Manzano, a business school senior, said she and Lai argued with Mangray before he showed them the counter, and that she believed there were between 150 and 200 people at the bar that night. She accused Mangray of not disclosing the true number of customers who paid the cover charge so as not to share his revenue.
Lai and Manzano said they went outside Studio 4 to negotiate with Mangray’s son, Reese, with whom Lai had originally arranged the evening’s revenue-sharing. They said Reese argued that a promotional group he started had done more to attract customers than the student organizations had.
As the argument escalated, Lai and Manzano said Reese insulted the female board members of FASA and spit on Manzano. Reese came close to attacking Lai and another CSA member, they said.
Reese Mangray could not be reached for comment last night, and Jeff Mangray said he did not go outside the bar or know what occurred after the students left.
Lai said the Mangrays called a number of times over the weekend insisting they would only split cover charges for 50 people. Lai and Jeff Mangray agreed on half the cover for 111 people that Wednesday, Lai said.
But Jeff Mangray said he did not speak with Lai between Saturday and Wednesday and did not believe Reese had either.
At the meeting, Lai said he will refuse the money from that night. He and Manzano asked the representatives from other student groups for support and suggestions for what the groups should do next.
Most people at the meeting were from Asian and Pacific Islander student groups, but Jewish and African-American student groups were also represented.
Michigan Student Assembly Vice President Arvind Sohoni and MSA candidates from both the Michigan Action Party and the Defend Affirmative Action Party were also there. Sohoni offered MSA’s support for CSA, FASA and UAAO.
“On behalf of MSA, if there’s anything we can do, we want to help,” he said. “I think this is the first time in history that we’ve had a South Asian president and vice president, so we’re part of this community, but this is an affront to the student body.”
Linh Nguyen, community development program manager for the Office of Multi-Ethnic Student Affairs, told the students that the administration had discussed the incident and wanted to support the student groups with whatever action they take.
“We want to dialogue and partner with them to figure out a solution to this,” she said in an interview after the meeting. “To raise the issues that they choose to raise, however they want to bring this issue to light.”
Many people suggested a boycott of Studio 4 and urged group leaders to seek media attention. Some said they had also been dissatisfied with Studio 4 when they held events there.

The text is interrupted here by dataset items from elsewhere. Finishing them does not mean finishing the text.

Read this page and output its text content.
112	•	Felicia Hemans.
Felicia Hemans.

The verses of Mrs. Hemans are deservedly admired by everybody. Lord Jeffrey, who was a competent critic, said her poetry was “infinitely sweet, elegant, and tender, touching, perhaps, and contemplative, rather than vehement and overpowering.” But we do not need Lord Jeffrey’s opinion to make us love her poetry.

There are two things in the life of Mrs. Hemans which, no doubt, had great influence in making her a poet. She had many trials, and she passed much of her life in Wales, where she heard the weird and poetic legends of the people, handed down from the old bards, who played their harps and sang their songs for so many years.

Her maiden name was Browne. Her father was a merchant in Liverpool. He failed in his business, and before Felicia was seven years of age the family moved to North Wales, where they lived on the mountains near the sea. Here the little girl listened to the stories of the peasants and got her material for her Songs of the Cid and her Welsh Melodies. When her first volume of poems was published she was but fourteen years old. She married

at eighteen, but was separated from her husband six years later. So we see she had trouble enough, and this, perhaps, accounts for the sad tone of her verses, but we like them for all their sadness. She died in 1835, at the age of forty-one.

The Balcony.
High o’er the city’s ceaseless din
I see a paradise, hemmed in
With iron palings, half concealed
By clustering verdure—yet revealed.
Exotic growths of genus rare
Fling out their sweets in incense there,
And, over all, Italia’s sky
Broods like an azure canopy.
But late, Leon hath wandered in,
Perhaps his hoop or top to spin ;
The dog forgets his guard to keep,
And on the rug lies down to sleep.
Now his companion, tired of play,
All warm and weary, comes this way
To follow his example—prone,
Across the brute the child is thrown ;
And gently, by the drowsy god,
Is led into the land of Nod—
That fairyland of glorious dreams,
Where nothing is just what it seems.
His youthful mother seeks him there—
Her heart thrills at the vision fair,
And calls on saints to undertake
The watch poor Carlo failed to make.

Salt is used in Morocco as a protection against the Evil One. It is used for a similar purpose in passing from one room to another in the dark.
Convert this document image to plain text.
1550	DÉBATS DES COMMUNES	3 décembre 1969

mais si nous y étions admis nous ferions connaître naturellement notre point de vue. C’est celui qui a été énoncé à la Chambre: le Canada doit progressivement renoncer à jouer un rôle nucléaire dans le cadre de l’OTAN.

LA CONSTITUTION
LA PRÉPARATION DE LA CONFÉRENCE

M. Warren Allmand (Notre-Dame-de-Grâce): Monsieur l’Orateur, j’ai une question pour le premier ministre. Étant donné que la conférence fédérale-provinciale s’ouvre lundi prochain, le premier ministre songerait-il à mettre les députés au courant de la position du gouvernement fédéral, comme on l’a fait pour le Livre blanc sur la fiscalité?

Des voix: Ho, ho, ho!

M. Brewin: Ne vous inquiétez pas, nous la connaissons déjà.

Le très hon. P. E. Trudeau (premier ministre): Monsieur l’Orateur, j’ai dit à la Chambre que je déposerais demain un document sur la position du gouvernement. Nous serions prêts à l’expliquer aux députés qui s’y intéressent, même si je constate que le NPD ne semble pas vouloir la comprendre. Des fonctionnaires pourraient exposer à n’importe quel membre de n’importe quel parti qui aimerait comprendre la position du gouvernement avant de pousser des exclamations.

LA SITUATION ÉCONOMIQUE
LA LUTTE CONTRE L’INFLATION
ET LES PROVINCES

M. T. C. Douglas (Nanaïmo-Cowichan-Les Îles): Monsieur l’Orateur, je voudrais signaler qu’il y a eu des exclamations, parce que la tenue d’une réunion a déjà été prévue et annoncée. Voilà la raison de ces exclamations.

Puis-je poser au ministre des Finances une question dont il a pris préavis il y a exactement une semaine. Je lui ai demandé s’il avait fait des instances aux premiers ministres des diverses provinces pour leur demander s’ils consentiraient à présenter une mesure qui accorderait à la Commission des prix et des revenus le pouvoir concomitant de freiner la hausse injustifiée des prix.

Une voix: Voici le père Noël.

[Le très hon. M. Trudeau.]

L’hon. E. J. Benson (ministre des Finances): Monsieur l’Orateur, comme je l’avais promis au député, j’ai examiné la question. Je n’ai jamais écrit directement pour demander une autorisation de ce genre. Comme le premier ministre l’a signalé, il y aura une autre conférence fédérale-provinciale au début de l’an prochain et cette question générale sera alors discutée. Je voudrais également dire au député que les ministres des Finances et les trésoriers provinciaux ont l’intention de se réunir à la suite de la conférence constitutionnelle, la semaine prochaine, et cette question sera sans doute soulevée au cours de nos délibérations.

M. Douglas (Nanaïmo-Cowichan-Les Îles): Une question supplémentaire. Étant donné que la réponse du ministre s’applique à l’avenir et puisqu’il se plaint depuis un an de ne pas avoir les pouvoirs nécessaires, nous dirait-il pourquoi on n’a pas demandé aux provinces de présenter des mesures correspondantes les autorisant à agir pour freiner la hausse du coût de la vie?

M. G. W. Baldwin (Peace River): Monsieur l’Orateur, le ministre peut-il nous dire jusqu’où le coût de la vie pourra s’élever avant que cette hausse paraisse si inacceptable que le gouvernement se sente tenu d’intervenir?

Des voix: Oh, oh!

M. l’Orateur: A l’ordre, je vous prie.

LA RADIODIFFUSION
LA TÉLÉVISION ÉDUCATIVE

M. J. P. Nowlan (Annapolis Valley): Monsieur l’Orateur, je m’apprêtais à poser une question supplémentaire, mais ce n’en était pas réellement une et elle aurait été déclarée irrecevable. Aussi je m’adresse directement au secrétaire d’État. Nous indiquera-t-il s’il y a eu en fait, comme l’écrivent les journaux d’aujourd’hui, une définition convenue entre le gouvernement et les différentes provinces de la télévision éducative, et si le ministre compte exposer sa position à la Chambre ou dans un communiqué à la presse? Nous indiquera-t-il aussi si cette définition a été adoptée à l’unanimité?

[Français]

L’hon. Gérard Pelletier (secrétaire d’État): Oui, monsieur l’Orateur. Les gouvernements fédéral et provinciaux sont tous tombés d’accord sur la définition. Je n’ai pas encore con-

“We’ve always known that they handle their business practices pretty shadily,” said Vietnamese Student Association President Kevin Duong. “Like most groups, we look past it because we get the money.”
Duong and other students said they worked with Studio 4 primarily because the club was more accessible and eager to work with them than other clubs, even if they weren’t pleased with the management’s conduct.
Jeff Mangray said he always gets positive feedback from student groups he worked with.
“We have a reputation of being very fair in our business dealings with everybody,” he said. “This is the first time anything like this has ever happened.”